A similar thing happened when we went to a church event and afterward there was a table of treats.  My kids took one treat after another, and I wasn’t really paying attention.  Then they were running around the gym, and then I realized they’d had five or more treats (possibly one of the children tattled on the other to share this helpful information).  I was really angry (irrationally so, I must admit – doesn’t this happen at almost all church functions?!), but then remembered that I didn’t prepare them.  I should have told them at home, or even in the car on the way to the church, what would happen, what I wanted them to do during and after the event, including how many treats they were allowed to have.  In this situation, as often is the case, other parents weren’t monitoring their children. “Shelly got to have five treats!” So I needed to also prepare my children for this: “Other kids might have more treats than you’re allowed to have, and other kids might run around/take their shoes and socks off/roam the halls, etc. but in our family we . . . .”

Still to do this day there are times when their bad behavior surprises me, and then I realize that I didn’t fully explain to them what is expected.  But I get more frustrated with myself than them, and remind myself to prepare them better next time.
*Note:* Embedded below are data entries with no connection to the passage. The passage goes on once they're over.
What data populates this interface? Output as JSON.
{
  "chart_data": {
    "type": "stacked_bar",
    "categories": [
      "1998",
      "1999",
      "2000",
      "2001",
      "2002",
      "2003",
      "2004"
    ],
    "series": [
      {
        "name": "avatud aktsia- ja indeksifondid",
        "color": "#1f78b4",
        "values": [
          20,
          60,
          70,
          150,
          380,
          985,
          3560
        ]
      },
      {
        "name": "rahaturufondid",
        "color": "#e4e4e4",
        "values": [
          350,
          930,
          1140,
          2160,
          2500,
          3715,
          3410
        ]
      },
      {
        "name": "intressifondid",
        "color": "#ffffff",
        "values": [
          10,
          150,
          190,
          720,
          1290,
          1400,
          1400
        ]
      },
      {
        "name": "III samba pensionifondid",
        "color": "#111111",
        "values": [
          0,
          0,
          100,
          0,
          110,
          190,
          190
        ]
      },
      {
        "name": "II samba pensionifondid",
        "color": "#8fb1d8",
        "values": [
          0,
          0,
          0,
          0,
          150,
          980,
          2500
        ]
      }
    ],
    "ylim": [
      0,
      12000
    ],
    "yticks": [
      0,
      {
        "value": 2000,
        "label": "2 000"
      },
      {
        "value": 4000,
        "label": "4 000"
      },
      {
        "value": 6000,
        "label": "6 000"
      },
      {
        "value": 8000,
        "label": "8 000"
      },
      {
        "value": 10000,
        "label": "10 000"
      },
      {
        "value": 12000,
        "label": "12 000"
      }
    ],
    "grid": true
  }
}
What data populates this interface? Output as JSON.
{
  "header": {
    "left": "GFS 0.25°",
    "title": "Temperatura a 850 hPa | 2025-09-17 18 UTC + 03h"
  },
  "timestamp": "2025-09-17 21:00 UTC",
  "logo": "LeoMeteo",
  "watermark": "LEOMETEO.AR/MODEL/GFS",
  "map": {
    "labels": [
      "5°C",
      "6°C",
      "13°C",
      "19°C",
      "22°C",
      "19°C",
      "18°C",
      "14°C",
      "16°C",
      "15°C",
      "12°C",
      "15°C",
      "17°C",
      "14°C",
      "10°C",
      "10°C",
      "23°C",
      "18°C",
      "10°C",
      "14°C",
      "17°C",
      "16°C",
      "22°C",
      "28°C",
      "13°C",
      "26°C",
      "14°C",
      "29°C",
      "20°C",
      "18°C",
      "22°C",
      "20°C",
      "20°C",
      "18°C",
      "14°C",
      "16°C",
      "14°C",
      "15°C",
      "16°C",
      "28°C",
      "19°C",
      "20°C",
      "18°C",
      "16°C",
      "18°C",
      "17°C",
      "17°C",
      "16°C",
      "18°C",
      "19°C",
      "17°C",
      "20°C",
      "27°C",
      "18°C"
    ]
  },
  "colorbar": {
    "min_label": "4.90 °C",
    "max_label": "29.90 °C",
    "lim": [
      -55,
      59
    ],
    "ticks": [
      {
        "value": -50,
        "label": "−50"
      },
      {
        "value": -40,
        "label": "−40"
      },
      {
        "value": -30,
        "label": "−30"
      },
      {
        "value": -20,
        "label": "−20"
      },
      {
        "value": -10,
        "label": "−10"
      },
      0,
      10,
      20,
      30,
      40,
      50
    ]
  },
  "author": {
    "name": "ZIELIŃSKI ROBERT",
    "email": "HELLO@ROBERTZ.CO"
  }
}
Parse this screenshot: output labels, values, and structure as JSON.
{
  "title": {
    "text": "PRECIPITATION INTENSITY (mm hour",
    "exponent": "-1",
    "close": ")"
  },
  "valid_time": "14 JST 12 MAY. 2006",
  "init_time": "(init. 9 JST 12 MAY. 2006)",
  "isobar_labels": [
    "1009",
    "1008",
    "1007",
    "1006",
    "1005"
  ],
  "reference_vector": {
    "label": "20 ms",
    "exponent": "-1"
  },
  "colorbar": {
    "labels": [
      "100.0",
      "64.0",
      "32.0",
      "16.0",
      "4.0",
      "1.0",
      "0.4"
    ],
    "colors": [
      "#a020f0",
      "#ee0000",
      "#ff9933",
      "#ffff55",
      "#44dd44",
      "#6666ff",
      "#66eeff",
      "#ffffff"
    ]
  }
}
So you need to be consistently thinking about what the next segment of the day is going to include or what events are coming up, and talk about what behavior is expected and what behavior is inappropriate.  Talk about it often, be specific, and role play. Kids love to role play – they think it’s so funny to pretend act.  This is all done in calm, positive-emotion times, and is not used to demean or punish or point out past bad behavior.

Remember, think of failure to behave well not as a reason to punish, but an opportunity to teach.